Первокурсники, сбиваясь в группы, выясняли отношения. От них исходил напор мятежной и злой воли. Некоторые были под мухой.

В глубине разношерстной толпы зрел заговор, неявный для Пеликана и его друзей, направленный против него. Надарий перебегал от одной группки людей к другой, деятельно и нахмуренно доказывал, размахивая руками. Все же кое для кого не осталось незамеченным его поведение.

Джон Гурамишвили сидел, лениво развалясь на стуле, его Ленка сидела рядом; он улыбнулся глазами и кивнул Пеликану, наблюдая, как Александра льнет к нему, с гримасою одобрения покивал головой. Поднялся и повел свою Ленку, обхватив за талию, а другой ладонью за спину, небрежно передвигая ноги в такт музыке, его длинный нос нависал над ее лицом.

Пеликану вспомнилось: «Одна минута — нос, две минуты — нос, три минуты — нос, что бы это значило? — Из-за угла дома Джон выходит…»

Этим вечером Джон был навеселе, ему удалось выиграть бутылку у нового человека, незнакомого с его талантами.

Один из талантов заключался вот в чем. Он приводил человека в узкий коридор, отчего высокий потолок казался еще выше, и предлагал на спор достать и сделать ногой на потолке отметину. Обыкновенно искали подвох в формулировке, так как само предложение выглядело заведомо невыполнимым. А Джон проделывал это с легкостью. С разбега подпрыгивал, переворачивался в воздухе и, коснувшись пяткою потолка, по-кошачьи мягко приземлялся на обе ноги.

Лукаво посмеивался, принимая выигрыш.

Секрет, как он признался друзьям, заключался в том, что рукой он не мог достать.

— Легендарный парень, — сказала Александра. — Там у вас метра четыре, больше…

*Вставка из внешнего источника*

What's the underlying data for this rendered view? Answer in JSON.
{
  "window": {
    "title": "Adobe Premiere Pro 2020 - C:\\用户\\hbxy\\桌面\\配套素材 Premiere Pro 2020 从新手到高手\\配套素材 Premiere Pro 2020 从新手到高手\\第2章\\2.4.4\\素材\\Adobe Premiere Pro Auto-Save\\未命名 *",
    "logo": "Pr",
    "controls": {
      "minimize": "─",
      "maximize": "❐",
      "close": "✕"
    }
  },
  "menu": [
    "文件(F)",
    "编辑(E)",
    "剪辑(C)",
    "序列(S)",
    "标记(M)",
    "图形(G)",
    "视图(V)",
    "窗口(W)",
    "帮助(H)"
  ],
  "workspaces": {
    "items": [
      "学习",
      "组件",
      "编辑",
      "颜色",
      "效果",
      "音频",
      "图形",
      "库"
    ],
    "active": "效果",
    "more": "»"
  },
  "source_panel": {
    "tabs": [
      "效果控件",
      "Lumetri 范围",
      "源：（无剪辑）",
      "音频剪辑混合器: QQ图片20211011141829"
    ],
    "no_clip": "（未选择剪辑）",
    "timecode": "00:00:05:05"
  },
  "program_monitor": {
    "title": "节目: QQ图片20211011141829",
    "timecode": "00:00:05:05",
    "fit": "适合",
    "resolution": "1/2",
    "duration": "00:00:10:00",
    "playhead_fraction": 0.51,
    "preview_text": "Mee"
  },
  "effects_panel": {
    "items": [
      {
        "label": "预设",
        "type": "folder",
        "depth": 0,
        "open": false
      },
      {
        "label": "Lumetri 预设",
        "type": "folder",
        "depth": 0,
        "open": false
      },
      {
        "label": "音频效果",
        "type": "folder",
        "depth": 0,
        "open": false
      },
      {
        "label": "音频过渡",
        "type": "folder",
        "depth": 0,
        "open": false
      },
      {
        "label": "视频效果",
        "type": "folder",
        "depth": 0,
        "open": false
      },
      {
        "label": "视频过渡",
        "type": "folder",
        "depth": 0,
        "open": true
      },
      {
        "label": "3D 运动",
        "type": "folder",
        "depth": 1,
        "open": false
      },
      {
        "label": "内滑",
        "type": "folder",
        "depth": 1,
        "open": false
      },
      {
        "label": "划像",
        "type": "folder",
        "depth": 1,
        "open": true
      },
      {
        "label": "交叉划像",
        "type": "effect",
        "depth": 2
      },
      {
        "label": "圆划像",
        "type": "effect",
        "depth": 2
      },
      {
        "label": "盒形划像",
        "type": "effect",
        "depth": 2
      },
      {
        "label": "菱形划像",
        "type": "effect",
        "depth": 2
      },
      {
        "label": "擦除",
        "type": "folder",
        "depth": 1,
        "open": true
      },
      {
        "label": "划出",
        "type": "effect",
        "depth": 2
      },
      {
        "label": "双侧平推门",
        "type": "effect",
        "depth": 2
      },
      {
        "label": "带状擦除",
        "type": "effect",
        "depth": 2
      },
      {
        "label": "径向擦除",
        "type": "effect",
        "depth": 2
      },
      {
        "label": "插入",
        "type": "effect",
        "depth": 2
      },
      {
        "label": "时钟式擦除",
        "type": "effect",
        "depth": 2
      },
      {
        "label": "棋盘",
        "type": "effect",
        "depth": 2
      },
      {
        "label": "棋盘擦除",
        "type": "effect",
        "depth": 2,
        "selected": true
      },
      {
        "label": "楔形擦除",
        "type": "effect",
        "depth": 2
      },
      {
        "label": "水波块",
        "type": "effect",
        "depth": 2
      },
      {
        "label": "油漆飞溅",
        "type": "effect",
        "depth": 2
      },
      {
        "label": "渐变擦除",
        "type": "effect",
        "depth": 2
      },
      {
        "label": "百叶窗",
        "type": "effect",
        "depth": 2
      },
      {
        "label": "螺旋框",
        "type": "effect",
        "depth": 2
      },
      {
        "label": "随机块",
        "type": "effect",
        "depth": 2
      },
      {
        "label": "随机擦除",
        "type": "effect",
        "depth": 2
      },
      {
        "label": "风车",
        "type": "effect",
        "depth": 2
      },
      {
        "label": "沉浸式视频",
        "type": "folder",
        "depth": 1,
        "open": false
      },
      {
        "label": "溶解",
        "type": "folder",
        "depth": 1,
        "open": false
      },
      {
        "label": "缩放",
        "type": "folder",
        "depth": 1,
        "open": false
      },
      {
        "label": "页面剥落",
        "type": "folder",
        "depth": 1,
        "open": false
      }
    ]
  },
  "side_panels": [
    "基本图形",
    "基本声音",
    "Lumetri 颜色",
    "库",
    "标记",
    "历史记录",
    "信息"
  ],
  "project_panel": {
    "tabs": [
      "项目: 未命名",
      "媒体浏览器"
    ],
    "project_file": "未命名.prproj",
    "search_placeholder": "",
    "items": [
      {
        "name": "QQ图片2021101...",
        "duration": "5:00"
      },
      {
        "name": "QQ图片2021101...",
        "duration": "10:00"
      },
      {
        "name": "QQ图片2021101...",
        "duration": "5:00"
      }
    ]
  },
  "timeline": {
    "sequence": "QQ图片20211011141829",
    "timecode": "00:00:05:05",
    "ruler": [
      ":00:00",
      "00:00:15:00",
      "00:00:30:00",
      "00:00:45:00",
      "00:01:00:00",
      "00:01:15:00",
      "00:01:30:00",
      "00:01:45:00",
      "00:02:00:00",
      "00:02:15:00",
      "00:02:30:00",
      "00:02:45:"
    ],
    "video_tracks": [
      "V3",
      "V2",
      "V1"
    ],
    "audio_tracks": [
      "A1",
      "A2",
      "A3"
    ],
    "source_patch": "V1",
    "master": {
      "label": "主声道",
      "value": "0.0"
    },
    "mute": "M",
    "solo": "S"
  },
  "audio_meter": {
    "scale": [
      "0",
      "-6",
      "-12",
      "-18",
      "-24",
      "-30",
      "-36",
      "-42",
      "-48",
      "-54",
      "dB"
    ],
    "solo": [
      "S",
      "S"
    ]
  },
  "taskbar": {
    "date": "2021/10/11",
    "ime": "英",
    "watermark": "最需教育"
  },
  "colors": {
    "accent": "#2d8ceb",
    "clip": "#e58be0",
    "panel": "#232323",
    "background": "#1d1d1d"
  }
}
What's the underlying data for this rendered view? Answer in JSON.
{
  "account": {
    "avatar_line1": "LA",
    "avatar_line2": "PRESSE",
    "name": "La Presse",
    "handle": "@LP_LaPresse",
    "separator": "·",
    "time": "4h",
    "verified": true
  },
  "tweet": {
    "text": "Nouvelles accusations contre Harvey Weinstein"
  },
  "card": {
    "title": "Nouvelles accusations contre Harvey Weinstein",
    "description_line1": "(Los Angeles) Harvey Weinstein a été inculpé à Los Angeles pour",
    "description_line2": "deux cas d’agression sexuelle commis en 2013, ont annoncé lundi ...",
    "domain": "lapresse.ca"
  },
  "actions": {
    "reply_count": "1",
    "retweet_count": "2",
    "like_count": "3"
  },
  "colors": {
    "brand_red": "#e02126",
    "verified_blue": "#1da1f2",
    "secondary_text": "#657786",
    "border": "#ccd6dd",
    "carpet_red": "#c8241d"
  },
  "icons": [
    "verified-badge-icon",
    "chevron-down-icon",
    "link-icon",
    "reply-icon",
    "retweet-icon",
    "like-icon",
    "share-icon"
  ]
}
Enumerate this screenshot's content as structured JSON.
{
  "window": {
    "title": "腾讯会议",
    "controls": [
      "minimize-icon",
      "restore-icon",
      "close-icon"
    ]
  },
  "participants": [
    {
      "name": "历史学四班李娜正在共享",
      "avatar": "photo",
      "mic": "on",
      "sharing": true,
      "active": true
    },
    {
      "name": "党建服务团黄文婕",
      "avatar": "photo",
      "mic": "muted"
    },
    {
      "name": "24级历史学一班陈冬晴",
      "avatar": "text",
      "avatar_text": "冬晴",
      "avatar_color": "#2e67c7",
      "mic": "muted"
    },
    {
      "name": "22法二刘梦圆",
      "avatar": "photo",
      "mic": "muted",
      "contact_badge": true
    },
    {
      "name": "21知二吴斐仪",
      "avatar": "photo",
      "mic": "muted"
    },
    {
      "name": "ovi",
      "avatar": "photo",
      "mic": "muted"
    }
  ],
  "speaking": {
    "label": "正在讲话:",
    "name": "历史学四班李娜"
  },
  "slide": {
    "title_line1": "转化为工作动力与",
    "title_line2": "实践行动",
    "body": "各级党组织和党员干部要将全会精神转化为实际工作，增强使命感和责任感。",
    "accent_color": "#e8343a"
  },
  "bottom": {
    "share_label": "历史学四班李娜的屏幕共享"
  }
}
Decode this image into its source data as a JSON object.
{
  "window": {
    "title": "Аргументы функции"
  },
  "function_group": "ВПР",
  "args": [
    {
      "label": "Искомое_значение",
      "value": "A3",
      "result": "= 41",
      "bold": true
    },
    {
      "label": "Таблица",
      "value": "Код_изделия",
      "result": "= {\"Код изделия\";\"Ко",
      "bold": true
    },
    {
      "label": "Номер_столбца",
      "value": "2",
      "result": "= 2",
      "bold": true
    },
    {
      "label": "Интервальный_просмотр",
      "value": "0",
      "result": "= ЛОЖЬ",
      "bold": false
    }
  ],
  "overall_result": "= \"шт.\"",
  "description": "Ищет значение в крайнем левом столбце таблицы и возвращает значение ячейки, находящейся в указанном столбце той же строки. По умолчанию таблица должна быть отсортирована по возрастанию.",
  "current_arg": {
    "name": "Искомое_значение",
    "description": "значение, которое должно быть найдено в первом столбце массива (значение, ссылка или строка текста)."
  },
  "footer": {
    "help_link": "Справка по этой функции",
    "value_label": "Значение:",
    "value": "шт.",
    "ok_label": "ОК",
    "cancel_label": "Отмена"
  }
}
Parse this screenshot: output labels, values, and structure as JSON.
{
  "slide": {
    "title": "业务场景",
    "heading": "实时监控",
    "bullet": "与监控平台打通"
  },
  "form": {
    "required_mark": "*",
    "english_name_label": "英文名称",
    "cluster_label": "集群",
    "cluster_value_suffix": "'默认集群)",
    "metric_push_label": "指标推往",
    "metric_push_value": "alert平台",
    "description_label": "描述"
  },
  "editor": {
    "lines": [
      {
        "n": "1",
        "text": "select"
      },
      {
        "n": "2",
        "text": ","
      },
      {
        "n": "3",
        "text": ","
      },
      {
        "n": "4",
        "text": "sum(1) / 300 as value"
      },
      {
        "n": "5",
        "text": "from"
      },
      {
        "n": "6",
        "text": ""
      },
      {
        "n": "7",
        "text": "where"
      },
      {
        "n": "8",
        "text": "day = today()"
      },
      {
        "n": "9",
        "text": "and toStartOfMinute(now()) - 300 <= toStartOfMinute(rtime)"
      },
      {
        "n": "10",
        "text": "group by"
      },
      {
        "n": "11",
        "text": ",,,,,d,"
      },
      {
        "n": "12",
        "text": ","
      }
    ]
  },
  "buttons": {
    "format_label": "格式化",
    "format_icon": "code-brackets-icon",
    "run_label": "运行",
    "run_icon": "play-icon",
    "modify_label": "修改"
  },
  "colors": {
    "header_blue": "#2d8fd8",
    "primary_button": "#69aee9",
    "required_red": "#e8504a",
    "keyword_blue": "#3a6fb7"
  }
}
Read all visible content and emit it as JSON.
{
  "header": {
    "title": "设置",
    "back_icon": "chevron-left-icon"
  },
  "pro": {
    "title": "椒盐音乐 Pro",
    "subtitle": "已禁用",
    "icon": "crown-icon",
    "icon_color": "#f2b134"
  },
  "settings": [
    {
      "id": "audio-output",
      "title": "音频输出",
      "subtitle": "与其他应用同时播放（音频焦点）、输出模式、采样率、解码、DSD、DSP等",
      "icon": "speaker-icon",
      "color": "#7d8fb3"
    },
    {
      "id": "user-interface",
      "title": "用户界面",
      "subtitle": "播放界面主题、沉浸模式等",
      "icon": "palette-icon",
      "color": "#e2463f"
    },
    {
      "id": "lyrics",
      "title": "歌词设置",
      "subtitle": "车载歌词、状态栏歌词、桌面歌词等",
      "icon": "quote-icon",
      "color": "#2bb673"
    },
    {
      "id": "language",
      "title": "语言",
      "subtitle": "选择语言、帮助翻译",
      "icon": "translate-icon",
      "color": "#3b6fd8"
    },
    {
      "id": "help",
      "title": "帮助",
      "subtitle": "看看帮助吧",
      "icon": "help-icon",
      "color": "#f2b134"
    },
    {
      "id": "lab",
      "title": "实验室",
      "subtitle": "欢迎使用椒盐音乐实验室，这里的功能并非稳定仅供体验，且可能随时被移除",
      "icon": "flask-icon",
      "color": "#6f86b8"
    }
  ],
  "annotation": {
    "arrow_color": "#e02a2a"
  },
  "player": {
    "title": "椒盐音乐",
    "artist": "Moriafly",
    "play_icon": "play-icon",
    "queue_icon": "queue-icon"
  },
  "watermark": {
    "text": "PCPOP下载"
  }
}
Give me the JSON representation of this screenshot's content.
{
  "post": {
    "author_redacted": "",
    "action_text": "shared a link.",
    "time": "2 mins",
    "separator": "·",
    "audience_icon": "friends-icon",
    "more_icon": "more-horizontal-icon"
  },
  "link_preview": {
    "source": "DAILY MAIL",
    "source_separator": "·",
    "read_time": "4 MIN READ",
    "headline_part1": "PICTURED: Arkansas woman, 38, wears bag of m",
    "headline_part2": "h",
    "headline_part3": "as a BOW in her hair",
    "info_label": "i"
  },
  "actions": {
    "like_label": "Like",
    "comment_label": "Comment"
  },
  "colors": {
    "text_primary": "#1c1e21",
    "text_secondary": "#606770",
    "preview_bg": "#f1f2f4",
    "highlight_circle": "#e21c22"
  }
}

— Спортсмен… — Пеликан проводил ее на место и огляделся вокруг. — Странное ощущение — вдруг вот так возьмет и тюкнет. И встанешь как в столбняке… Александра, у тебя бывает?

— Что, Боря?

— Посмотри, все эти люди в костюмах и электричество и музыкальный грохот… В костюмах и в галстуках. И громадный дом, и стены, и окна. А дальше — все, что за этим стоит: провода, электростанции, автомобили, железная дорога. Как подумаешь, откуда взялось, и к чему оно, нагромождение всякой всячины, сотворенной человеком за последнюю тысячу лет? Сколько всего, Бог мой, видимо-невидимо. Летит наш шарик, колыхается в безумном пространстве: миллиарды километров… миллиарды лет… Весь наш мир — маленькая-маленькая капелька, полностью незаметная. Что такое мы? каждый из нас?.. И все наши якобы достижения — откуда? зачем? Я чувствую, как у меня мозги останавливаются и цепенеют. Одна половина в тумане, а другая свесилась набекрень, и окружающее как застывшая картина. Столбняк!..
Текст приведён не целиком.